Esta batería utiliza disulfuro de titanio como cátodo, litio metálico como ánodo y emplea electrolitos líquidos, lo que permite la intercalación y desintercalación de iones de litio, realizando así las funciones de carga y descarga de la batería. Sin embargo, limitada por las restricciones tecnológicas en ese momento y las demandas poco claras del mercado, esta batería no logró una amplia aceptación. Posteriormente, científicos de todo el mundo profundizaron en la investigación de la tecnología de baterías de iones de litio recargables. Cabe destacar que el científico británico John B. Goodenough hizo un avance significativo a principios de la década de 1980 al desarrollar una batería con óxido de cobalto de litio como material del cátodo, mejorando significativamente el voltaje y el rendimiento de la batería. Basándose en esta base, el científico japonés Akira Yoshino mejoró aún más la estabilidad y la seguridad de la batería al reemplazar el material del ánodo con materiales a base de carbono derivados del coque de petróleo.
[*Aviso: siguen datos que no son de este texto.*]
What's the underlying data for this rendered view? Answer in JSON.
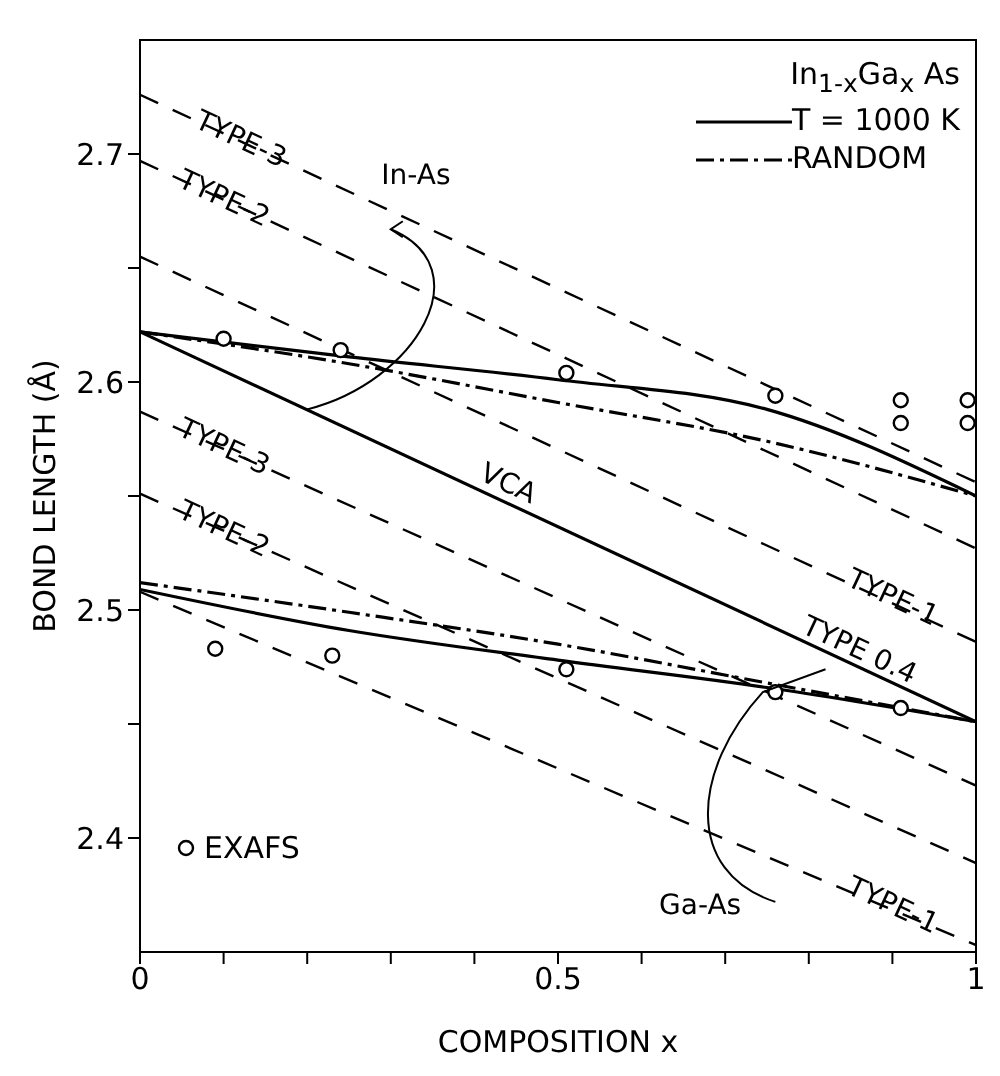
{
  "chart_data": {
    "type": "line",
    "xlabel": "COMPOSITION x",
    "ylabel": "BOND LENGTH (Å)",
    "legend_title": "In$_{1-x}$Ga$_{x}$ As",
    "legend": "top right",
    "grid": false,
    "xlim": [
      0,
      1
    ],
    "xticks": [
      0,
      {
        "value": 0.1,
        "label": null
      },
      {
        "value": 0.2,
        "label": null
      },
      {
        "value": 0.3,
        "label": null
      },
      {
        "value": 0.4,
        "label": null
      },
      0.5,
      {
        "value": 0.6,
        "label": null
      },
      {
        "value": 0.7,
        "label": null
      },
      {
        "value": 0.8,
        "label": null
      },
      {
        "value": 0.9,
        "label": null
      },
      1
    ],
    "ylim": [
      2.35,
      2.75
    ],
    "yticks": [
      2.4,
      {
        "value": 2.45,
        "label": null
      },
      2.5,
      {
        "value": 2.55,
        "label": null
      },
      2.6,
      {
        "value": 2.65,
        "label": null
      },
      2.7
    ],
    "series": [
      {
        "name": "T = 1000 K",
        "color": "#000000",
        "line_style": "solid",
        "x": [
          0,
          0.25,
          0.5,
          0.75,
          1
        ],
        "values": [
          2.622,
          2.611,
          2.601,
          2.588,
          2.55
        ]
      },
      {
        "name": "RANDOM",
        "color": "#000000",
        "line_style": "dashdot",
        "x": [
          0,
          0.25,
          0.5,
          0.75,
          1
        ],
        "values": [
          2.622,
          2.608,
          2.591,
          2.574,
          2.55
        ]
      },
      {
        "color": "#000000",
        "line_style": "solid",
        "x": [
          0,
          0.25,
          0.5,
          0.75,
          1
        ],
        "values": [
          2.509,
          2.491,
          2.478,
          2.466,
          2.451
        ]
      },
      {
        "color": "#000000",
        "line_style": "dashdot",
        "x": [
          0,
          0.25,
          0.5,
          0.75,
          1
        ],
        "values": [
          2.512,
          2.499,
          2.485,
          2.468,
          2.451
        ]
      },
      {
        "color": "#000000",
        "line_style": "solid",
        "x": [
          0,
          1
        ],
        "values": [
          2.622,
          2.451
        ]
      },
      {
        "color": "#000000",
        "line_style": "dashed",
        "x": [
          0,
          1
        ],
        "values": [
          2.726,
          2.556
        ]
      },
      {
        "color": "#000000",
        "line_style": "dashed",
        "x": [
          0,
          1
        ],
        "values": [
          2.697,
          2.527
        ]
      },
      {
        "color": "#000000",
        "line_style": "dashed",
        "x": [
          0,
          1
        ],
        "values": [
          2.655,
          2.486
        ]
      },
      {
        "color": "#000000",
        "line_style": "dashed",
        "x": [
          0,
          1
        ],
        "values": [
          2.587,
          2.423
        ]
      },
      {
        "color": "#000000",
        "line_style": "dashed",
        "x": [
          0,
          1
        ],
        "values": [
          2.551,
          2.389
        ]
      },
      {
        "color": "#000000",
        "line_style": "dashed",
        "x": [
          0,
          1
        ],
        "values": [
          2.508,
          2.353
        ]
      },
      {
        "name": "EXAFS",
        "type": "scatter",
        "marker": "circle",
        "color": "#000000",
        "x": [
          0.1,
          0.24,
          0.51,
          0.76,
          0.91,
          0.91,
          0.99,
          0.99,
          0.09,
          0.23,
          0.51,
          0.76,
          0.91
        ],
        "values": [
          2.619,
          2.614,
          2.604,
          2.594,
          2.592,
          2.582,
          2.592,
          2.582,
          2.483,
          2.48,
          2.474,
          2.464,
          2.457
        ]
      }
    ],
    "annotations": [
      "In-As",
      "Ga-As",
      "VCA",
      "TYPE 0.4",
      {
        "text": "TYPE-3",
        "x": 0.12,
        "y": 2.706
      },
      {
        "text": "TYPE-2",
        "x": 0.1,
        "y": 2.68
      },
      {
        "text": "TYPE-1",
        "x": 0.9,
        "y": 2.505
      },
      {
        "text": "TYPE-3",
        "x": 0.1,
        "y": 2.571
      },
      {
        "text": "TYPE-2",
        "x": 0.1,
        "y": 2.535
      },
      {
        "text": "TYPE-1",
        "x": 0.9,
        "y": 2.37
      }
    ]
  }
}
Finalmente, fue Sony Corporation la que promovió la comercialización de baterías recargables de iones de litio en 1991, que posteriormente fueron ampliamente adoptadas en dispositivos electrónicos portátiles como videocámaras y teléfonos móviles, revolucionando el estilo de vida de las personas. Se puede afirmar que la invención de las baterías recargables de iones de litio es un testimonio de los esfuerzos de colaboración de científicos de múltiples naciones.